Australia currently stores low- and intermediate-level waste from medical, laboratory and research use: but there is no permanent storage facility.

Successive Australian governments have wrestled with how and where to dispose of nuclear waste for nearly three decades without finding a permanent solution.

Since 1998, governments have proposed three separate sites – Woomera and Kimba in South Australia, and Muckaty Station in the Northern Territory: in each case, fierce opposition from local communities and indigenous landowners have seen the proposal rejected and abandoned.

Defence officials told parliament in 2020 that an evaluation of four possible sites on defence land found none were suitable.

“The defence assessment determined that the siting of the National Radioactive Waste Management Facility at any of the four sites identified in the request could not be achieved,” officials said in evidence to the Senate.

As far back as 2004, released cabinet documents show, the Howard government noted “there is a pressing need to make progress on establishing a radioactive waste management facility”. Cabinet agreed to make “field assessments [of] Christmas Island, as the preferred location, and two onshore locations (Pine Gap and Tindal Royal Australian air force base and related locations in the Northern Territory, with a preference for the related locations).
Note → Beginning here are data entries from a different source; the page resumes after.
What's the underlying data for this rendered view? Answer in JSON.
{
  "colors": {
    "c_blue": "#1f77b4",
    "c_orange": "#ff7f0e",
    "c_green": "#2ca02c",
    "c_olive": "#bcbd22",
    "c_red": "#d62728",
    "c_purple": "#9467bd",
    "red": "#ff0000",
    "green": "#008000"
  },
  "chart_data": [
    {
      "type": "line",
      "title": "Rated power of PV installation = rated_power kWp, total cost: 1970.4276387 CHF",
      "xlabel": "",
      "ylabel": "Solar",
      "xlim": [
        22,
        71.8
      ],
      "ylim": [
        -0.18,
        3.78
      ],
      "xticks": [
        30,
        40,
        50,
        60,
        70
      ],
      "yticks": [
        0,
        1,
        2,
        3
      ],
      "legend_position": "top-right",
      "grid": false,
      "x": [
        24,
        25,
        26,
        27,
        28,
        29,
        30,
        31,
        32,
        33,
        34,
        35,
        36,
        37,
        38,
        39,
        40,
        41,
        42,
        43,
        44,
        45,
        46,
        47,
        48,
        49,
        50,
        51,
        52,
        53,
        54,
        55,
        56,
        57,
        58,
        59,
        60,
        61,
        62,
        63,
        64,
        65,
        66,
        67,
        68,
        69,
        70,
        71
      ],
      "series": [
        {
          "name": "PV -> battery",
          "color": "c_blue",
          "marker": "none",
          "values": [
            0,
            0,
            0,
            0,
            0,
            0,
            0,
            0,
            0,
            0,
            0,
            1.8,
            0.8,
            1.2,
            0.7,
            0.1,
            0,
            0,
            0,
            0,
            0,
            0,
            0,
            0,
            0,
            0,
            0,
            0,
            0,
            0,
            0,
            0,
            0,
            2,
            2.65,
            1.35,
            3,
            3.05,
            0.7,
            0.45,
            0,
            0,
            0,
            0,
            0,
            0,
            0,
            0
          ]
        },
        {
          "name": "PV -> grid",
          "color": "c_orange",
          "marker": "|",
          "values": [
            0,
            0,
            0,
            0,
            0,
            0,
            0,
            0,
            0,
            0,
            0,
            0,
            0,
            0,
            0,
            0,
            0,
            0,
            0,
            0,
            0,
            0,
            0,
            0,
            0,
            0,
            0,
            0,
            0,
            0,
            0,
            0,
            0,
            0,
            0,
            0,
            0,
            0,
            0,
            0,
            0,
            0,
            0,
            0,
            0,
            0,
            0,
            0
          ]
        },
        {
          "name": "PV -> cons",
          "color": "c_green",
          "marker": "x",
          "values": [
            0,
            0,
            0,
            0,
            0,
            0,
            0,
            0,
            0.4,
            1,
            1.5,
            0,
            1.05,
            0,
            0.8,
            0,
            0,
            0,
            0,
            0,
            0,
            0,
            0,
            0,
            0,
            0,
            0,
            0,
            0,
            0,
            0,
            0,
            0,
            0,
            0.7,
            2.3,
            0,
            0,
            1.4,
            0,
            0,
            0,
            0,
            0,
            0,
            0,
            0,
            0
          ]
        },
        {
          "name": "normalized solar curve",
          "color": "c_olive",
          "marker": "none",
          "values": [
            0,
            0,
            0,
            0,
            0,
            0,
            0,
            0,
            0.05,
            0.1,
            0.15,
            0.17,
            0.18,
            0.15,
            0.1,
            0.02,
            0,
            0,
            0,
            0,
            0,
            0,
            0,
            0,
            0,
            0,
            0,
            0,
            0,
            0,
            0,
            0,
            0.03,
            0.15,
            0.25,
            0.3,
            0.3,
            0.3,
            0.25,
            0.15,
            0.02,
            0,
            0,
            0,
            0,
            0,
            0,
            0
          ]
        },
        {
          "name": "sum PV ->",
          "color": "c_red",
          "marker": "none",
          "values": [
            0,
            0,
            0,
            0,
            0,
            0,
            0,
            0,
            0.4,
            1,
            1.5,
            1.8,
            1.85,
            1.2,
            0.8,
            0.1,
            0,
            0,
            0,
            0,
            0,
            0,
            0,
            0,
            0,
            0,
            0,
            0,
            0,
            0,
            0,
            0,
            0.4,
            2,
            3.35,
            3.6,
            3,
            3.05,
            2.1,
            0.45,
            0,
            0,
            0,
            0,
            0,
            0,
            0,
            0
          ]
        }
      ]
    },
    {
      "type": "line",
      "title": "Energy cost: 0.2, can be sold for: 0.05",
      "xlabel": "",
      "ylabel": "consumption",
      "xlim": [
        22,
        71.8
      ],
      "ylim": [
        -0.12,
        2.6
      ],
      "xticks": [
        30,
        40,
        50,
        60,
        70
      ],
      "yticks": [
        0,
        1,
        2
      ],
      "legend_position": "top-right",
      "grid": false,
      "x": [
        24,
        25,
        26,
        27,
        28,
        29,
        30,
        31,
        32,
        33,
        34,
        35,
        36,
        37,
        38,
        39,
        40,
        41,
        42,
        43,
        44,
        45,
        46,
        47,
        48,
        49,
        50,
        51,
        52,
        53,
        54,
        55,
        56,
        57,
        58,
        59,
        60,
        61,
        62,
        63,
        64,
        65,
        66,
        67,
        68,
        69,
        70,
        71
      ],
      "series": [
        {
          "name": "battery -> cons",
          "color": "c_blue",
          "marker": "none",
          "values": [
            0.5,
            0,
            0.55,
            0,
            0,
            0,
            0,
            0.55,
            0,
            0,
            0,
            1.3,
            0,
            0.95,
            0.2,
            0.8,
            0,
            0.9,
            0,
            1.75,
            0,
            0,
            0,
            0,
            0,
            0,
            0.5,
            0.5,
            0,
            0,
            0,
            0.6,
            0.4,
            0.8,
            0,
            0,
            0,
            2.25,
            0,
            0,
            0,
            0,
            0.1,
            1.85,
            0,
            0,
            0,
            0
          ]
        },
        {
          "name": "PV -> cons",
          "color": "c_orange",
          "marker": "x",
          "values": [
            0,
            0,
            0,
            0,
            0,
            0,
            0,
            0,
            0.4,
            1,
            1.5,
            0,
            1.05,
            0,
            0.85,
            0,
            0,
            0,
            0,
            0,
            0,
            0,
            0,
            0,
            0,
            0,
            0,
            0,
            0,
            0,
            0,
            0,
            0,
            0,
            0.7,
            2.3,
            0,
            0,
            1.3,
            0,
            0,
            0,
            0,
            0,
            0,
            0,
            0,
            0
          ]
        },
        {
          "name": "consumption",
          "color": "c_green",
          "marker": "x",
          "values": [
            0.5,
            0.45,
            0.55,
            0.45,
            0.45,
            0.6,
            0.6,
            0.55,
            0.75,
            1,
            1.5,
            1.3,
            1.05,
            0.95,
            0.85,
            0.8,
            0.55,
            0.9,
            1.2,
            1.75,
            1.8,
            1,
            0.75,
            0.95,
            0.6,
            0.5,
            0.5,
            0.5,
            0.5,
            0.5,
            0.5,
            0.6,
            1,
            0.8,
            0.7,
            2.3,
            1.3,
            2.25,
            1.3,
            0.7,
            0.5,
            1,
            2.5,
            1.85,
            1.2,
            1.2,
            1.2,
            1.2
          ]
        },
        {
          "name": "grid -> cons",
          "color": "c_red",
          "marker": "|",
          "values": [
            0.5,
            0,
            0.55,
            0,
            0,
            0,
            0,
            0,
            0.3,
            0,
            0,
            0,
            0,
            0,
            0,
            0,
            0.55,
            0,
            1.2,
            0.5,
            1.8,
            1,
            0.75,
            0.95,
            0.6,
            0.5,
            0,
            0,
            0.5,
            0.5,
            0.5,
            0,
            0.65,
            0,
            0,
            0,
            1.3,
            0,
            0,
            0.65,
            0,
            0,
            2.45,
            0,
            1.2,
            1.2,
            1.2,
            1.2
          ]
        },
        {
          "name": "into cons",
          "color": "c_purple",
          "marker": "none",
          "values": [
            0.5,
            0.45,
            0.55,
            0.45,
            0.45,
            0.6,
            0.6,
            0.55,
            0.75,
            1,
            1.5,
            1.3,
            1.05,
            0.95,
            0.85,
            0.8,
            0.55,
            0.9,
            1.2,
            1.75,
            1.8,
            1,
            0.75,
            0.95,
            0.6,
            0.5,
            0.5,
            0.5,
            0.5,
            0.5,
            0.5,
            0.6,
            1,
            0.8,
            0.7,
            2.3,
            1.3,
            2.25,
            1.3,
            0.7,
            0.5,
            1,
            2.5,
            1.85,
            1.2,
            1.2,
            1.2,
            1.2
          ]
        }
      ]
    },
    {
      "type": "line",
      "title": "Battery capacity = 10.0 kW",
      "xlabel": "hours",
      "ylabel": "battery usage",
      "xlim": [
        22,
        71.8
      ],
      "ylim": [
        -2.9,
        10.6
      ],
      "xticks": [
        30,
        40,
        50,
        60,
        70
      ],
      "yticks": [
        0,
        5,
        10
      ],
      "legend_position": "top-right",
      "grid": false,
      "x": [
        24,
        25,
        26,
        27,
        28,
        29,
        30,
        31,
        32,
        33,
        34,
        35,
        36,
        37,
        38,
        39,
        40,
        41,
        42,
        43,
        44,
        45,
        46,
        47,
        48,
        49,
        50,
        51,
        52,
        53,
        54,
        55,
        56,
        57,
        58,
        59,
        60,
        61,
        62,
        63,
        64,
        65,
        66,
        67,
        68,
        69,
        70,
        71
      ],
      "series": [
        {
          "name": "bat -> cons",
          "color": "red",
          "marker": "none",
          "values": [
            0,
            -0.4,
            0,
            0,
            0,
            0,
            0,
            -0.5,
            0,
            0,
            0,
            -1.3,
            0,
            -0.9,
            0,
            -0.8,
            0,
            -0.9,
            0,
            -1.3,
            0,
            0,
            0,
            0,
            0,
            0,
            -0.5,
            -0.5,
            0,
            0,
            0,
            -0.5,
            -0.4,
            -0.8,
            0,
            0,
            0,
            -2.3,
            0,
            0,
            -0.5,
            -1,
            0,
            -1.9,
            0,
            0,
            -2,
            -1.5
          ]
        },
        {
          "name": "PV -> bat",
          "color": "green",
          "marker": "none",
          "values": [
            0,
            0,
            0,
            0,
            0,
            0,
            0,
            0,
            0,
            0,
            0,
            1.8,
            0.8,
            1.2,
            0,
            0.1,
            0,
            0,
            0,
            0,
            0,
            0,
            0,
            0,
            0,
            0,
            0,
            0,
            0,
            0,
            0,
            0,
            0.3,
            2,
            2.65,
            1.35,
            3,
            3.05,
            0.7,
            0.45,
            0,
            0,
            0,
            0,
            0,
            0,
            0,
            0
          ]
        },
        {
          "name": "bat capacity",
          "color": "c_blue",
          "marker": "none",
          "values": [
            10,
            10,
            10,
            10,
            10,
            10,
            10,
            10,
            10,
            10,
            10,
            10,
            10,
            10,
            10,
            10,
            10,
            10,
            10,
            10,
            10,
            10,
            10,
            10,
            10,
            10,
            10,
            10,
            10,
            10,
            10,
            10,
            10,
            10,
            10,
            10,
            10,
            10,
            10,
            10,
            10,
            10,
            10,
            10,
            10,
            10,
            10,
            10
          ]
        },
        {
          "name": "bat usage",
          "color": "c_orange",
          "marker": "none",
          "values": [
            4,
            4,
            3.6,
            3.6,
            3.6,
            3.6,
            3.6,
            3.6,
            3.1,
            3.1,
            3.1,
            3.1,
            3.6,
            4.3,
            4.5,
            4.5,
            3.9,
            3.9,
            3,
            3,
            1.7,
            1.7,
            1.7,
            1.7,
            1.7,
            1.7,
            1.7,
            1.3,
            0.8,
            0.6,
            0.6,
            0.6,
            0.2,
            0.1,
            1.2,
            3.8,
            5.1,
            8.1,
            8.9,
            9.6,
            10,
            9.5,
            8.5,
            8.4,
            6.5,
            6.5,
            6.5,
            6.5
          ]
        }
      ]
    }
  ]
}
The “related locations” were not specified.

In March 2023, the defence minister, Richard Marles, said the nuclear reactors from decommissioned nuclear submarines would be stored on “defence land, current or future”, raising the prospect that a site could be identified and then declared ‘defence land’.

Marles said “we will, within the next 12 months, establish a process” for identifying a nuclear waste storage site that would be “remote from populations”. That process has not yet been established.

A spokesperson for the Australian Submarine Agency said the disposal of high-level radioactive waste would not be required until the 2050s, when Australia’s first nuclear-powered submarine is expected to be decommissioned.

“Selection of any designated zone for high-level waste will be informed by extensive consultation with the community and key stakeholders.

“Intermediate and high-level waste, including spent nuclear fuel, will be stored and disposed on the current or future defence estate.”

There is currently no permanent storage facility anywhere in the world for permanent high-level nuclear waste storage. The US and UK, which have run nuclear submarines for decades, have still not built permanent storage facilities. Finland has spent more than 40 years and more than €1bn building a 100,000-year underground storage facility which is currently undergoing trials.